When there is no will to establish a person to be in charge of the estate, depending on the state, the law will provide a list of people who are eligible to fill the role. This will be up to them to establish people whom they deem appropriate to manage the deceased estate.
This can be tricky as the person selected will have the option of whether or not they would like the job. Keep in mind that any debt that the person still owes could then be their responsibility (assuming the estate is small and you live in certain states). It is best to do some careful research and speak to your lawyer before accepting any such duties.
If you are chosen and you are not seeing the bright lights of glamour, a bit of legal advice from a professional might help. You can have a look at a relevant article here.
Of course, it can also be just as likely that a person dies without any money at all, and even you, as a good Samaritan, cannot pay for even a basic funeral. Who pays for funerals when there is no money? Well, you can read my article to find out.
What happens if you or anyone were to say “no I refuse to handle this”?
Perhaps, this kind of thing has turned out to be a bit more than you wanted to handle. After reading this article and others like it, it may seem that the best decision for you is to walk away and let whatever responsibility rest upon whomever it may.
Cases like this do come up frequently and unfortunately in the United States where nobody has taken on the task of putting the dead to rest properly a rather administrative system takes over.
In these cases, social services will offer out an amount of money (depending on your state) to any funeral home willing to take on the job of burying the person. In the state of New York, the Department of Social Services will offer out around $1,200 for a funeral home to handle what is called a “welfare case” of a “DSS case”. In these circumstances the guidelines are strict; only a simple cloth-covered casket, short visiting hours, and so on are covered in the fee.

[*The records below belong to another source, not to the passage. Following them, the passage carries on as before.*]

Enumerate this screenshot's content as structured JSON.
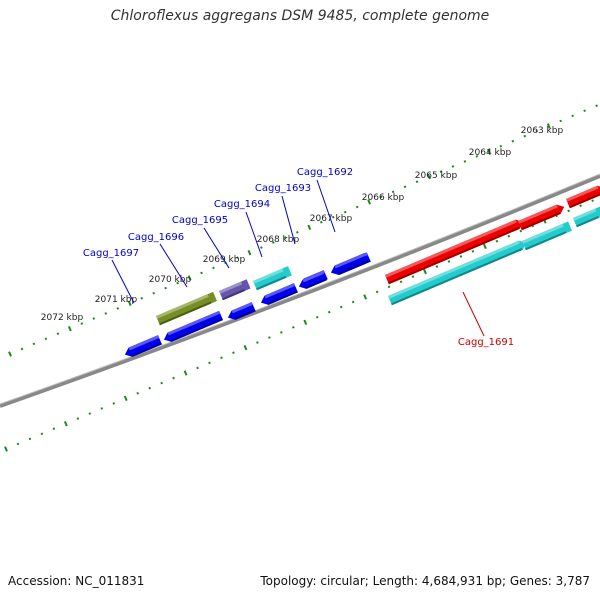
{
  "title": "Chloroflexus aggregans DSM 9485, complete genome",
  "footer": {
    "accession": "Accession: NC_011831",
    "stats": "Topology: circular; Length: 4,684,931 bp; Genes: 3,787"
  },
  "colors": {
    "backbone": "#888888",
    "ticks": "#1a8a1a",
    "tick_label": "#222222",
    "gene_label_minus": "#0000cc",
    "gene_label_plus": "#cc0000"
  },
  "ticks": [
    {
      "label": "2063 kbp"
    },
    {
      "label": "2064 kbp"
    },
    {
      "label": "2065 kbp"
    },
    {
      "label": "2066 kbp"
    },
    {
      "label": "2067 kbp"
    },
    {
      "label": "2068 kbp"
    },
    {
      "label": "2069 kbp"
    },
    {
      "label": "2070 kbp"
    },
    {
      "label": "2071 kbp"
    },
    {
      "label": "2072 kbp"
    }
  ],
  "gene_labels": [
    {
      "label": "Cagg_1692",
      "strand": "minus"
    },
    {
      "label": "Cagg_1693",
      "strand": "minus"
    },
    {
      "label": "Cagg_1694",
      "strand": "minus"
    },
    {
      "label": "Cagg_1695",
      "strand": "minus"
    },
    {
      "label": "Cagg_1696",
      "strand": "minus"
    },
    {
      "label": "Cagg_1697",
      "strand": "minus"
    },
    {
      "label": "Cagg_1691",
      "strand": "plus"
    }
  ],
  "features": [
    {
      "name": "Cagg_1691",
      "track": "plus-gene",
      "color": "#ee0000"
    },
    {
      "name": "Cagg_1691 CDS",
      "track": "plus-cds",
      "color": "#22cccc"
    },
    {
      "name": "gene",
      "track": "plus-gene",
      "color": "#ee0000"
    },
    {
      "name": "gene",
      "track": "plus-gene",
      "color": "#ee0000"
    },
    {
      "name": "CDS",
      "track": "plus-cds",
      "color": "#22cccc"
    },
    {
      "name": "CDS",
      "track": "plus-cds",
      "color": "#22cccc"
    },
    {
      "name": "Cagg_1692",
      "track": "minus-gene",
      "color": "#0000ee"
    },
    {
      "name": "Cagg_1693",
      "track": "minus-gene",
      "color": "#0000ee"
    },
    {
      "name": "Cagg_1694",
      "track": "minus-cds",
      "color": "#22cccc"
    },
    {
      "name": "Cagg_1695",
      "track": "minus-cds",
      "color": "#6655aa"
    },
    {
      "name": "Cagg_1696",
      "track": "minus-cds",
      "color": "#778f22"
    },
    {
      "name": "Cagg_1692 CDS",
      "track": "minus-gene",
      "color": "#0000ee"
    },
    {
      "name": "Cagg_1693 CDS",
      "track": "minus-gene",
      "color": "#0000ee"
    },
    {
      "name": "Cagg_1694 CDS",
      "track": "minus-gene",
      "color": "#0000ee"
    },
    {
      "name": "Cagg_1695 CDS",
      "track": "minus-gene",
      "color": "#0000ee"
    },
    {
      "name": "Cagg_1696 CDS",
      "track": "minus-gene",
      "color": "#0000ee"
    },
    {
      "name": "Cagg_1697 CDS",
      "track": "minus-gene",
      "color": "#0000ee"
    }
  ]
}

If you do the math from my section on the cost of a burial ($2,500-$3,500) and a cremation ($1,600), the $1,200 offered from social services doesn’t quite cover the cost of the proceedings.
Therefore, since the funeral home that chooses to accept this job, will end up in a loss and will do these kinds of things in a charity sense for the community. Without this, there is no other option for handling the deceased, so it must be done.
At the end of the day, even though it’s not a lavish affair, the person still gets a respectful funeral and is laid to rest with professionalism and great care.
What are the “end-of-life” laws in my state?
This can be a tricky topic as it varies greatly and can go into a lot of detail. It is not within the scope of this article to give any legal advice and you should always seek the help of a professional with any specific questions.
If you are looking for a general guide there are many resources online. One of the best I have found is this one. Be careful to do your research before making any decisions regarding these circumstances.